A guy who looks for a fight shouldn't be able to use a gun when they start losing
From the timeline we piece together, and the complete lack of any wounds other than the gunshot on Martin, it does not sound like much of a "fight", more like a beating.
But the overriding fact in the Martin case is that Zimmerman could have walked away when he was told over the phone by the police dispatch personnel to stop following Martin. He obviously wanted to play cops and robbers and likely felt empowered because he was armed. What is rearly even more interesting is that Martin has been universally dubbed a "thug", while that punk Zimmerman has had far more negative encounters with law enforecent in his past than Martin.
1. THe dispatcher was not his boss.
2. Your assumption that he felt empowered by being armed is the opinion of someone who has never carried and it completely wrong.
3. HE had a long record of "playing" neighborhood watch, ie helping the cops.
4. Martin behaved like a thug as was witnessed.
How would you know WHO has ever carried?
No but I've gotten in fights and never lost. Dozens. Every one of them could have been considered "justified" because they feared for their safety.
A guy who looks for a fight shouldn't be able to use a gun when they start losing
From the timeline we piece together, and the complete lack of any wounds other than the gunshot on Martin, it does not sound like much of a "fight", more like a beating.
But the overriding fact in the Martin case is that Zimmerman could have walked away when he was told over the phone by the police dispatch personnel to stop following Martin. He obviously wanted to play cops and robbers and likely felt empowered because he was armed. What is rearly even more interesting is that Martin has been universally dubbed a "thug", while that punk Zimmerman has had far more negative encounters with law enforecent in his past than Martin.
1. THe dispatcher was not his boss.
2. Your assumption that he felt empowered by being armed is the opinion of someone who has never carried and it completely wrong.
3. HE had a long record of "playing" neighborhood watch, ie helping the cops.
4. Martin behaved like a thug as was witnessed.
No. the dispatcher was not his "boss". They were simply the ones responsible for dispatching licensed, qualified law enforcement who likely would have found there to be no threat from Martin.
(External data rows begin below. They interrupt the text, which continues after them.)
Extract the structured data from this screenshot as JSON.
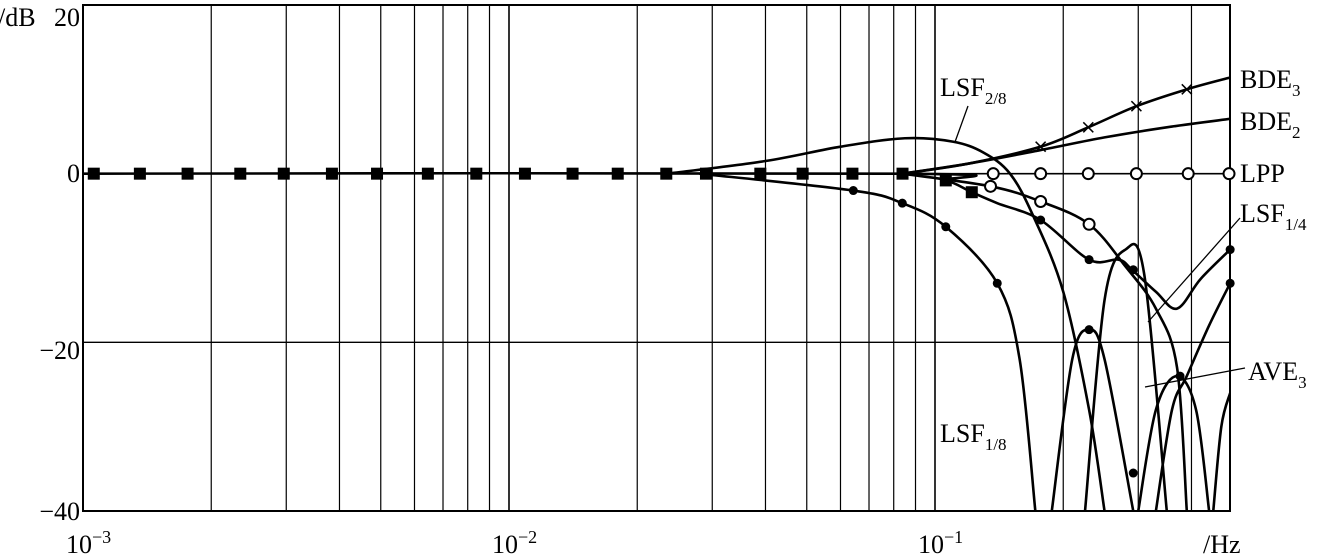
{
  "chart_data": {
    "type": "line",
    "title": "",
    "xlabel": "/Hz",
    "ylabel": "/dB",
    "xscale": "log",
    "xlim": [
      0.001,
      0.5
    ],
    "ylim": [
      -40,
      20
    ],
    "grid": true,
    "x_ticks": [
      {
        "base": "10",
        "exp": "−3",
        "value": 0.001
      },
      {
        "base": "10",
        "exp": "−2",
        "value": 0.01
      },
      {
        "base": "10",
        "exp": "−1",
        "value": 0.1
      }
    ],
    "y_ticks": [
      {
        "label": "20",
        "value": 20
      },
      {
        "label": "0",
        "value": 0
      },
      {
        "label": "−20",
        "value": -20
      },
      {
        "label": "−40",
        "value": -40
      }
    ],
    "series": [
      {
        "name": "LPP",
        "main": "LPP",
        "sub": "",
        "marker": "open-circle",
        "segments": [
          [
            [
              0.001,
              0
            ],
            [
              0.5,
              0
            ]
          ]
        ],
        "markers": [
          [
            0.137,
            0
          ],
          [
            0.177,
            0
          ],
          [
            0.229,
            0
          ],
          [
            0.297,
            0
          ],
          [
            0.393,
            0
          ],
          [
            0.49,
            0
          ]
        ]
      },
      {
        "name": "BDE3",
        "main": "BDE",
        "sub": "3",
        "marker": "cross",
        "segments": [
          [
            [
              0.0838,
              0
            ],
            [
              0.12,
              1.2
            ],
            [
              0.177,
              3.2
            ],
            [
              0.229,
              5.5
            ],
            [
              0.297,
              8
            ],
            [
              0.39,
              10
            ],
            [
              0.493,
              11.4
            ]
          ]
        ],
        "markers": [
          [
            0.177,
            3.2
          ],
          [
            0.229,
            5.5
          ],
          [
            0.297,
            8
          ],
          [
            0.39,
            10
          ]
        ]
      },
      {
        "name": "BDE2",
        "main": "BDE",
        "sub": "2",
        "marker": "none",
        "segments": [
          [
            [
              0.0838,
              0
            ],
            [
              0.12,
              1.2
            ],
            [
              0.177,
              2.8
            ],
            [
              0.25,
              4.3
            ],
            [
              0.35,
              5.5
            ],
            [
              0.493,
              6.5
            ]
          ]
        ],
        "markers": []
      },
      {
        "name": "LSF2/8",
        "main": "LSF",
        "sub": "2/8",
        "marker": "none",
        "segments": [
          [
            [
              0.0235,
              0
            ],
            [
              0.04,
              1.5
            ],
            [
              0.06,
              3.2
            ],
            [
              0.085,
              4.2
            ],
            [
              0.11,
              3.8
            ],
            [
              0.13,
              2.5
            ],
            [
              0.15,
              0
            ],
            [
              0.17,
              -5
            ],
            [
              0.2,
              -14
            ],
            [
              0.23,
              -28
            ],
            [
              0.25,
              -40
            ]
          ],
          [
            [
              0.225,
              -40
            ],
            [
              0.25,
              -15
            ],
            [
              0.28,
              -9
            ],
            [
              0.31,
              -12
            ],
            [
              0.35,
              -40
            ]
          ]
        ],
        "markers": []
      },
      {
        "name": "LSF1/4",
        "main": "LSF",
        "sub": "1/4",
        "marker": "square",
        "segments": [
          [
            [
              0.001,
              0
            ],
            [
              0.0838,
              0
            ],
            [
              0.106,
              -0.8
            ],
            [
              0.122,
              -2.2
            ],
            [
              0.14,
              -3.5
            ],
            [
              0.177,
              -5.5
            ],
            [
              0.23,
              -10.2
            ],
            [
              0.27,
              -10.2
            ],
            [
              0.29,
              -11.4
            ],
            [
              0.33,
              -14
            ],
            [
              0.37,
              -16
            ],
            [
              0.42,
              -12.5
            ],
            [
              0.493,
              -9
            ]
          ]
        ],
        "markers": [
          [
            0.00106,
            0
          ],
          [
            0.00136,
            0
          ],
          [
            0.00176,
            0
          ],
          [
            0.00234,
            0
          ],
          [
            0.00296,
            0
          ],
          [
            0.00384,
            0
          ],
          [
            0.0049,
            0
          ],
          [
            0.00645,
            0
          ],
          [
            0.00838,
            0
          ],
          [
            0.0109,
            0
          ],
          [
            0.0141,
            0
          ],
          [
            0.018,
            0
          ],
          [
            0.0234,
            0
          ],
          [
            0.029,
            0
          ],
          [
            0.0389,
            0
          ],
          [
            0.0489,
            0
          ],
          [
            0.064,
            0
          ],
          [
            0.0839,
            0
          ],
          [
            0.106,
            -0.8
          ],
          [
            0.122,
            -2.2
          ]
        ],
        "dots": [
          [
            0.177,
            -5.5
          ],
          [
            0.23,
            -10.2
          ],
          [
            0.292,
            -11.4
          ],
          [
            0.493,
            -9
          ]
        ]
      },
      {
        "name": "AVE3",
        "main": "AVE",
        "sub": "3",
        "marker": "open-circle",
        "segments": [
          [
            [
              0.0838,
              0
            ],
            [
              0.135,
              -1.5
            ],
            [
              0.177,
              -3.3
            ],
            [
              0.23,
              -6
            ],
            [
              0.28,
              -11
            ],
            [
              0.33,
              -16
            ],
            [
              0.37,
              -23
            ],
            [
              0.39,
              -40
            ]
          ],
          [
            [
              0.33,
              -40
            ],
            [
              0.36,
              -28
            ],
            [
              0.39,
              -24
            ],
            [
              0.44,
              -18
            ],
            [
              0.493,
              -13
            ]
          ]
        ],
        "markers": [
          [
            0.135,
            -1.5
          ],
          [
            0.177,
            -3.3
          ],
          [
            0.23,
            -6
          ]
        ],
        "dots": [
          [
            0.376,
            -24
          ],
          [
            0.493,
            -13
          ]
        ]
      },
      {
        "name": "LSF1/8",
        "main": "LSF",
        "sub": "1/8",
        "marker": "dot",
        "segments": [
          [
            [
              0.028,
              0
            ],
            [
              0.0643,
              -2
            ],
            [
              0.0838,
              -3.5
            ],
            [
              0.106,
              -6.3
            ],
            [
              0.14,
              -13
            ],
            [
              0.158,
              -22
            ],
            [
              0.172,
              -40
            ]
          ],
          [
            [
              0.188,
              -40
            ],
            [
              0.21,
              -22
            ],
            [
              0.23,
              -18.5
            ],
            [
              0.25,
              -22
            ],
            [
              0.292,
              -40
            ]
          ],
          [
            [
              0.3,
              -40
            ],
            [
              0.33,
              -28
            ],
            [
              0.37,
              -24
            ],
            [
              0.41,
              -28
            ],
            [
              0.44,
              -40
            ]
          ],
          [
            [
              0.45,
              -40
            ],
            [
              0.47,
              -30
            ],
            [
              0.493,
              -26
            ]
          ]
        ],
        "markers": [
          [
            0.0643,
            -2
          ],
          [
            0.0838,
            -3.5
          ],
          [
            0.106,
            -6.3
          ],
          [
            0.14,
            -13
          ],
          [
            0.23,
            -18.5
          ],
          [
            0.292,
            -35.5
          ]
        ]
      }
    ]
  }
}
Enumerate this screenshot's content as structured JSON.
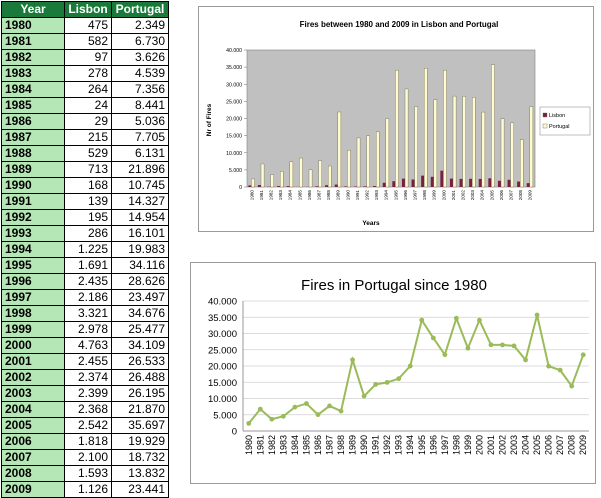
{
  "table": {
    "headers": [
      "Year",
      "Lisbon",
      "Portugal"
    ],
    "rows": [
      [
        "1980",
        "475",
        "2.349"
      ],
      [
        "1981",
        "582",
        "6.730"
      ],
      [
        "1982",
        "97",
        "3.626"
      ],
      [
        "1983",
        "278",
        "4.539"
      ],
      [
        "1984",
        "264",
        "7.356"
      ],
      [
        "1985",
        "24",
        "8.441"
      ],
      [
        "1986",
        "29",
        "5.036"
      ],
      [
        "1987",
        "215",
        "7.705"
      ],
      [
        "1988",
        "529",
        "6.131"
      ],
      [
        "1989",
        "713",
        "21.896"
      ],
      [
        "1990",
        "168",
        "10.745"
      ],
      [
        "1991",
        "139",
        "14.327"
      ],
      [
        "1992",
        "195",
        "14.954"
      ],
      [
        "1993",
        "286",
        "16.101"
      ],
      [
        "1994",
        "1.225",
        "19.983"
      ],
      [
        "1995",
        "1.691",
        "34.116"
      ],
      [
        "1996",
        "2.435",
        "28.626"
      ],
      [
        "1997",
        "2.186",
        "23.497"
      ],
      [
        "1998",
        "3.321",
        "34.676"
      ],
      [
        "1999",
        "2.978",
        "25.477"
      ],
      [
        "2000",
        "4.763",
        "34.109"
      ],
      [
        "2001",
        "2.455",
        "26.533"
      ],
      [
        "2002",
        "2.374",
        "26.488"
      ],
      [
        "2003",
        "2.399",
        "26.195"
      ],
      [
        "2004",
        "2.368",
        "21.870"
      ],
      [
        "2005",
        "2.542",
        "35.697"
      ],
      [
        "2006",
        "1.818",
        "19.929"
      ],
      [
        "2007",
        "2.100",
        "18.732"
      ],
      [
        "2008",
        "1.593",
        "13.832"
      ],
      [
        "2009",
        "1.126",
        "23.441"
      ]
    ]
  },
  "chart_data": [
    {
      "type": "bar",
      "title": "Fires between 1980 and 2009 in Lisbon and Portugal",
      "xlabel": "Years",
      "ylabel": "Nr of Fires",
      "ylim": [
        0,
        40000
      ],
      "yticks": [
        0,
        5000,
        10000,
        15000,
        20000,
        25000,
        30000,
        35000,
        40000
      ],
      "ytick_labels": [
        "0",
        "5.000",
        "10.000",
        "15.000",
        "20.000",
        "25.000",
        "30.000",
        "35.000",
        "40.000"
      ],
      "categories": [
        "1980",
        "1981",
        "1982",
        "1983",
        "1984",
        "1985",
        "1986",
        "1987",
        "1988",
        "1989",
        "1990",
        "1991",
        "1992",
        "1993",
        "1994",
        "1995",
        "1996",
        "1997",
        "1998",
        "1999",
        "2000",
        "2001",
        "2002",
        "2003",
        "2004",
        "2005",
        "2006",
        "2007",
        "2008",
        "2009"
      ],
      "legend_position": "right",
      "grid": false,
      "plot_bg": "#c0c0c0",
      "series": [
        {
          "name": "Lisbon",
          "color": "#7a1f3d",
          "values": [
            475,
            582,
            97,
            278,
            264,
            24,
            29,
            215,
            529,
            713,
            168,
            139,
            195,
            286,
            1225,
            1691,
            2435,
            2186,
            3321,
            2978,
            4763,
            2455,
            2374,
            2399,
            2368,
            2542,
            1818,
            2100,
            1593,
            1126
          ]
        },
        {
          "name": "Portugal",
          "color": "#fffad2",
          "values": [
            2349,
            6730,
            3626,
            4539,
            7356,
            8441,
            5036,
            7705,
            6131,
            21896,
            10745,
            14327,
            14954,
            16101,
            19983,
            34116,
            28626,
            23497,
            34676,
            25477,
            34109,
            26533,
            26488,
            26195,
            21870,
            35697,
            19929,
            18732,
            13832,
            23441
          ]
        }
      ]
    },
    {
      "type": "line",
      "title": "Fires in Portugal since 1980",
      "xlabel": "",
      "ylabel": "",
      "ylim": [
        0,
        40000
      ],
      "yticks": [
        0,
        5000,
        10000,
        15000,
        20000,
        25000,
        30000,
        35000,
        40000
      ],
      "ytick_labels": [
        "0",
        "5.000",
        "10.000",
        "15.000",
        "20.000",
        "25.000",
        "30.000",
        "35.000",
        "40.000"
      ],
      "categories": [
        "1980",
        "1981",
        "1982",
        "1983",
        "1984",
        "1985",
        "1986",
        "1987",
        "1988",
        "1989",
        "1990",
        "1991",
        "1992",
        "1993",
        "1994",
        "1995",
        "1996",
        "1997",
        "1998",
        "1999",
        "2000",
        "2001",
        "2002",
        "2003",
        "2004",
        "2005",
        "2006",
        "2007",
        "2008",
        "2009"
      ],
      "grid": true,
      "series": [
        {
          "name": "Portugal",
          "color": "#9bbb59",
          "values": [
            2349,
            6730,
            3626,
            4539,
            7356,
            8441,
            5036,
            7705,
            6131,
            21896,
            10745,
            14327,
            14954,
            16101,
            19983,
            34116,
            28626,
            23497,
            34676,
            25477,
            34109,
            26533,
            26488,
            26195,
            21870,
            35697,
            19929,
            18732,
            13832,
            23441
          ]
        }
      ]
    }
  ]
}
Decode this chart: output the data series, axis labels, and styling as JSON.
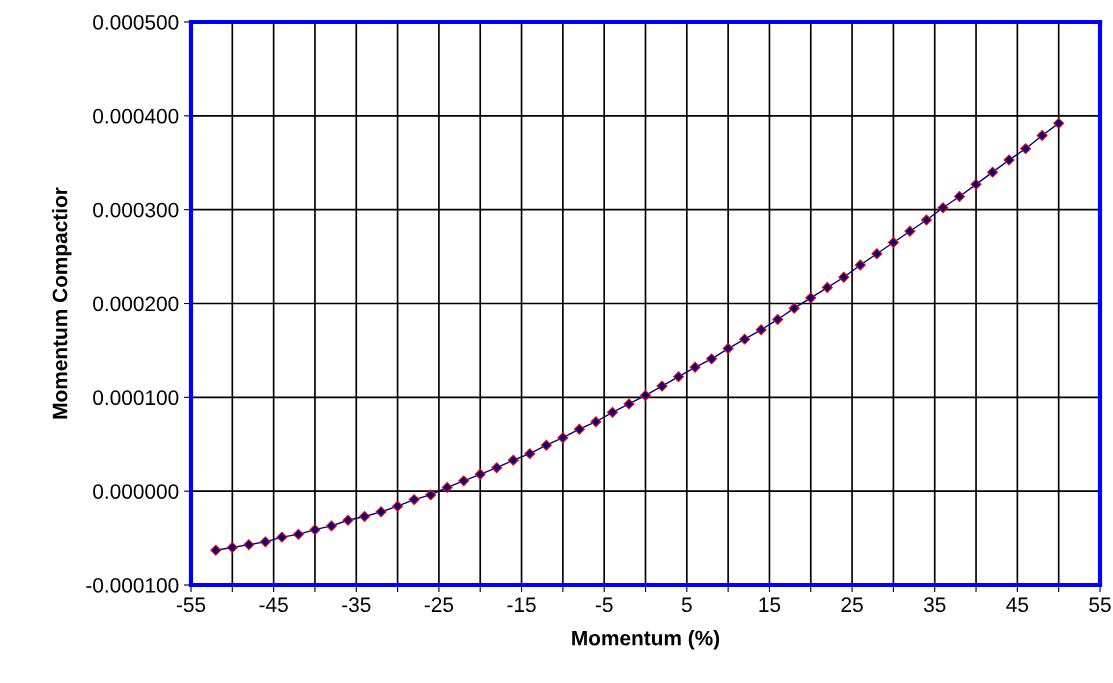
{
  "chart_data": {
    "type": "line",
    "xlabel": "Momentum (%)",
    "ylabel": "Momentum Compactior",
    "x": [
      -52,
      -50,
      -48,
      -46,
      -44,
      -42,
      -40,
      -38,
      -36,
      -34,
      -32,
      -30,
      -28,
      -26,
      -24,
      -22,
      -20,
      -18,
      -16,
      -14,
      -12,
      -10,
      -8,
      -6,
      -4,
      -2,
      0,
      2,
      4,
      6,
      8,
      10,
      12,
      14,
      16,
      18,
      20,
      22,
      24,
      26,
      28,
      30,
      32,
      34,
      36,
      38,
      40,
      42,
      44,
      46,
      48,
      50
    ],
    "series": [
      {
        "color": "#000080",
        "values": [
          -6.3e-05,
          -6e-05,
          -5.7e-05,
          -5.4e-05,
          -4.9e-05,
          -4.6e-05,
          -4.1e-05,
          -3.7e-05,
          -3.1e-05,
          -2.7e-05,
          -2.2e-05,
          -1.6e-05,
          -9e-06,
          -4e-06,
          4e-06,
          1.1e-05,
          1.8e-05,
          2.5e-05,
          3.3e-05,
          4e-05,
          4.9e-05,
          5.7e-05,
          6.6e-05,
          7.4e-05,
          8.4e-05,
          9.3e-05,
          0.000102,
          0.000112,
          0.000122,
          0.000132,
          0.000141,
          0.000152,
          0.000162,
          0.000172,
          0.000183,
          0.000195,
          0.000206,
          0.000217,
          0.000228,
          0.000241,
          0.000253,
          0.000265,
          0.000277,
          0.000289,
          0.000302,
          0.000314,
          0.000327,
          0.00034,
          0.000353,
          0.000365,
          0.000379,
          0.000392
        ]
      }
    ],
    "xlim": [
      -55,
      55
    ],
    "xticks": [
      -55,
      {
        "value": -50,
        "label": null
      },
      -45,
      {
        "value": -40,
        "label": null
      },
      -35,
      {
        "value": -30,
        "label": null
      },
      -25,
      {
        "value": -20,
        "label": null
      },
      -15,
      {
        "value": -10,
        "label": null
      },
      -5,
      {
        "value": 0,
        "label": null
      },
      5,
      {
        "value": 10,
        "label": null
      },
      15,
      {
        "value": 20,
        "label": null
      },
      25,
      {
        "value": 30,
        "label": null
      },
      35,
      {
        "value": 40,
        "label": null
      },
      45,
      {
        "value": 50,
        "label": null
      },
      55
    ],
    "ylim": [
      -0.0001,
      0.0005
    ],
    "yticks": [
      {
        "value": -0.0001,
        "label": "-0.000100"
      },
      {
        "value": 0,
        "label": "0.000000"
      },
      {
        "value": 0.0001,
        "label": "0.000100"
      },
      {
        "value": 0.0002,
        "label": "0.000200"
      },
      {
        "value": 0.0003,
        "label": "0.000300"
      },
      {
        "value": 0.0004,
        "label": "0.000400"
      },
      {
        "value": 0.0005,
        "label": "0.000500"
      }
    ],
    "grid": true,
    "marker": "diamond",
    "line_style": "solid"
  }
}
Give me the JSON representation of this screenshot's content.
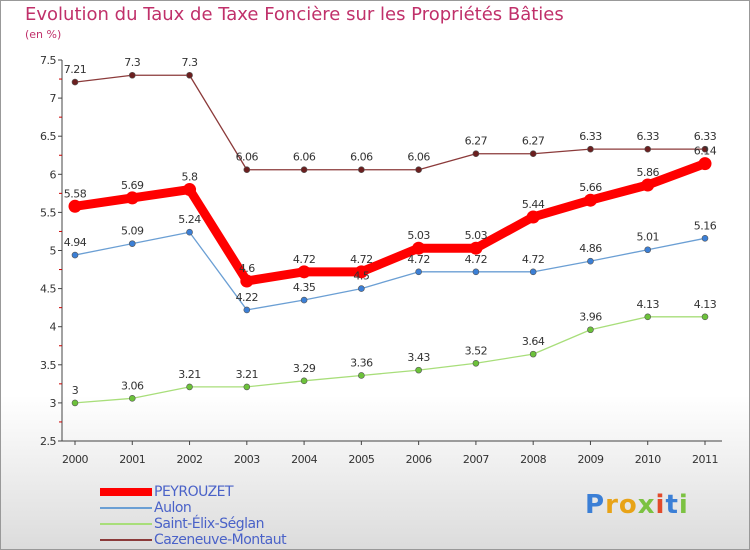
{
  "title": "Evolution du Taux de Taxe Foncière sur les Propriétés Bâties",
  "subtitle": "(en %)",
  "logo": {
    "text": "Proxiti",
    "letters": [
      {
        "ch": "P",
        "color": "#3b7fd6"
      },
      {
        "ch": "r",
        "color": "#e8a317"
      },
      {
        "ch": "o",
        "color": "#e8a317"
      },
      {
        "ch": "x",
        "color": "#7cc242"
      },
      {
        "ch": "i",
        "color": "#e24a2b"
      },
      {
        "ch": "t",
        "color": "#3b7fd6"
      },
      {
        "ch": "i",
        "color": "#7cc242"
      }
    ]
  },
  "chart_data": {
    "type": "line",
    "title": "Evolution du Taux de Taxe Foncière sur les Propriétés Bâties",
    "ylabel": "(en %)",
    "xlabel": "",
    "x": [
      "2000",
      "2001",
      "2002",
      "2003",
      "2004",
      "2005",
      "2006",
      "2007",
      "2008",
      "2009",
      "2010",
      "2011"
    ],
    "ylim": [
      2.5,
      7.5
    ],
    "yticks": [
      "2.5",
      "3",
      "3.5",
      "4",
      "4.5",
      "5",
      "5.5",
      "6",
      "6.5",
      "7",
      "7.5"
    ],
    "grid": false,
    "legend_position": "bottom-left",
    "series": [
      {
        "name": "PEYROUZET",
        "color": "#ff0000",
        "emphasis": true,
        "values": [
          5.58,
          5.69,
          5.8,
          4.6,
          4.72,
          4.72,
          5.03,
          5.03,
          5.44,
          5.66,
          5.86,
          6.14
        ],
        "labels": [
          "5.58",
          "5.69",
          "5.8",
          "4.6",
          "4.72",
          "4.72",
          "5.03",
          "5.03",
          "5.44",
          "5.66",
          "5.86",
          "6.14"
        ]
      },
      {
        "name": "Aulon",
        "color": "#6b9fd4",
        "marker": "#3b7fd6",
        "values": [
          4.94,
          5.09,
          5.24,
          4.22,
          4.35,
          4.5,
          4.72,
          4.72,
          4.72,
          4.86,
          5.01,
          5.16
        ],
        "labels": [
          "4.94",
          "5.09",
          "5.24",
          "4.22",
          "4.35",
          "4.5",
          "4.72",
          "4.72",
          "4.72",
          "4.86",
          "5.01",
          "5.16"
        ]
      },
      {
        "name": "Saint-Élix-Séglan",
        "color": "#a8de7a",
        "marker": "#6cc23a",
        "values": [
          3,
          3.06,
          3.21,
          3.21,
          3.29,
          3.36,
          3.43,
          3.52,
          3.64,
          3.96,
          4.13,
          4.13
        ],
        "labels": [
          "3",
          "3.06",
          "3.21",
          "3.21",
          "3.29",
          "3.36",
          "3.43",
          "3.52",
          "3.64",
          "3.96",
          "4.13",
          "4.13"
        ]
      },
      {
        "name": "Cazeneuve-Montaut",
        "color": "#8b3a3a",
        "marker": "#6b1f1f",
        "values": [
          7.21,
          7.3,
          7.3,
          6.06,
          6.06,
          6.06,
          6.06,
          6.27,
          6.27,
          6.33,
          6.33,
          6.33
        ],
        "labels": [
          "7.21",
          "7.3",
          "7.3",
          "6.06",
          "6.06",
          "6.06",
          "6.06",
          "6.27",
          "6.27",
          "6.33",
          "6.33",
          "6.33"
        ]
      }
    ]
  }
}
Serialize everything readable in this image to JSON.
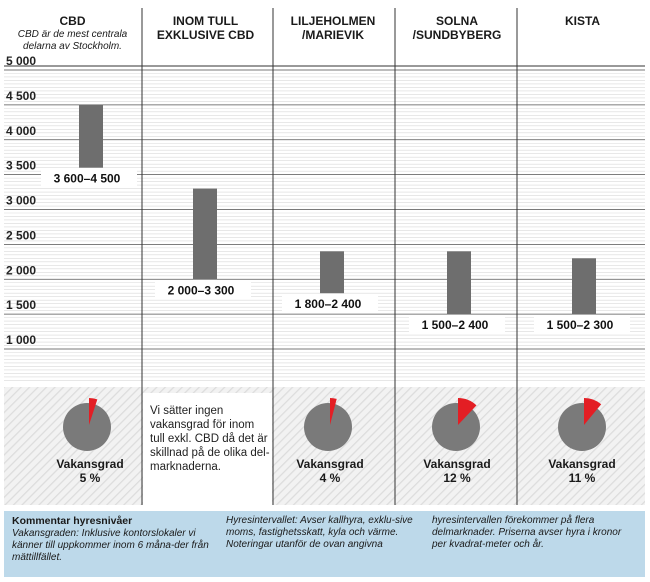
{
  "headers": [
    {
      "title": "CBD",
      "subtitle": "CBD är de mest centrala delarna av Stockholm."
    },
    {
      "title": "INOM TULL EXKLUSIVE CBD",
      "subtitle": ""
    },
    {
      "title": "LILJEHOLMEN /MARIEVIK",
      "subtitle": ""
    },
    {
      "title": "SOLNA /SUNDBYBERG",
      "subtitle": ""
    },
    {
      "title": "KISTA",
      "subtitle": ""
    }
  ],
  "chart_data": {
    "type": "bar",
    "subtype": "floating-range",
    "categories": [
      "CBD",
      "INOM TULL EXKLUSIVE CBD",
      "LILJEHOLMEN /MARIEVIK",
      "SOLNA /SUNDBYBERG",
      "KISTA"
    ],
    "ranges": [
      [
        3600,
        4500
      ],
      [
        2000,
        3300
      ],
      [
        1800,
        2400
      ],
      [
        1500,
        2400
      ],
      [
        1500,
        2300
      ]
    ],
    "range_labels": [
      "3 600–4 500",
      "2 000–3 300",
      "1 800–2 400",
      "1 500–2 400",
      "1 500–2 300"
    ],
    "ylim": [
      500,
      5000
    ],
    "yticks": [
      1000,
      1500,
      2000,
      2500,
      3000,
      3500,
      4000,
      4500,
      5000
    ],
    "ytick_labels": [
      "1 000",
      "1 500",
      "2 000",
      "2 500",
      "3 000",
      "3 500",
      "4 000",
      "4 500",
      "5 000"
    ],
    "grid": true,
    "bar_color": "#6e6e6e",
    "vacancy": [
      {
        "label": "Vakansgrad",
        "value_text": "5 %",
        "fraction": 0.05
      },
      null,
      {
        "label": "Vakansgrad",
        "value_text": "4 %",
        "fraction": 0.04
      },
      {
        "label": "Vakansgrad",
        "value_text": "12 %",
        "fraction": 0.12
      },
      {
        "label": "Vakansgrad",
        "value_text": "11 %",
        "fraction": 0.11
      }
    ],
    "pie_color": "#7a7a7a",
    "pie_highlight_color": "#e31e24"
  },
  "note_text": "Vi sätter ingen vakansgrad för inom tull exkl. CBD då det är skillnad på de olika del-marknaderna.",
  "comment": {
    "title": "Kommentar hyresnivåer",
    "col1": "Vakansgraden: Inklusive kontorslokaler vi känner till uppkommer inom 6 måna-der från mättillfället.",
    "col2": "Hyresintervallet: Avser kallhyra, exklu-sive moms, fastighetsskatt, kyla och värme. Noteringar utanför de ovan angivna",
    "col3": "hyresintervallen förekommer på flera delmarknader. Priserna avser hyra i kronor per kvadrat-meter och år.",
    "background": "#bdd9ea"
  }
}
What kind of person presses on when told "we don't need for you to do that"?
Someone like him who failed at being an actual police officer who wanted to act like one.
Lastly, you have no idea who has "carried" versus who has not....but, it is likely thst people who "carry" that have as as many encounters as Zimmerman has had eventually will have someone "stand their ground" with him.
The realities of widespread gun posession are that someone like Zimmerman can carry a weapon without demonstrating a need or an ability, and someone like Trayvon Martin can get killed without demonstrating a threat.
Text from an article on this incident
The night of Martin’s death, after Zimmerman describes Martin as a black male with “his hand in his waistband”, a 911 dispatcher asks “Are you following him?”
“Yep.”
“We don’t need you to do that”
Zimmerman of course, continued his pursuit.
1. Agreed. The dispatcher was not his boss, and Zimmerman broke no law, nor was doing anything morally or ethnically wrong in walking down that street.
2. What type of person? Based on Zimmerman's long history in the neighborhood watch, someone who wanted to help the cops find and question this suspicious looking character.
3. Your assumption on the way that carrying makes you feel, is contrary to my personal experience and that of all my friends, many who have carried regularly for decades. If you have carried and felt empowered, that is on you.
4. Martin was witnessed sitting on Zimmerman's chest beating him in the face while Zimmerman screamed for help, not stopping even when informed that the cops were called.
That "demonstrates a threat".
5. I note you don't quote actual unedited 9-11 tape. Because that makes it obvious that Zimmerman wasn't even completely sure that the guy he was reporting on was black.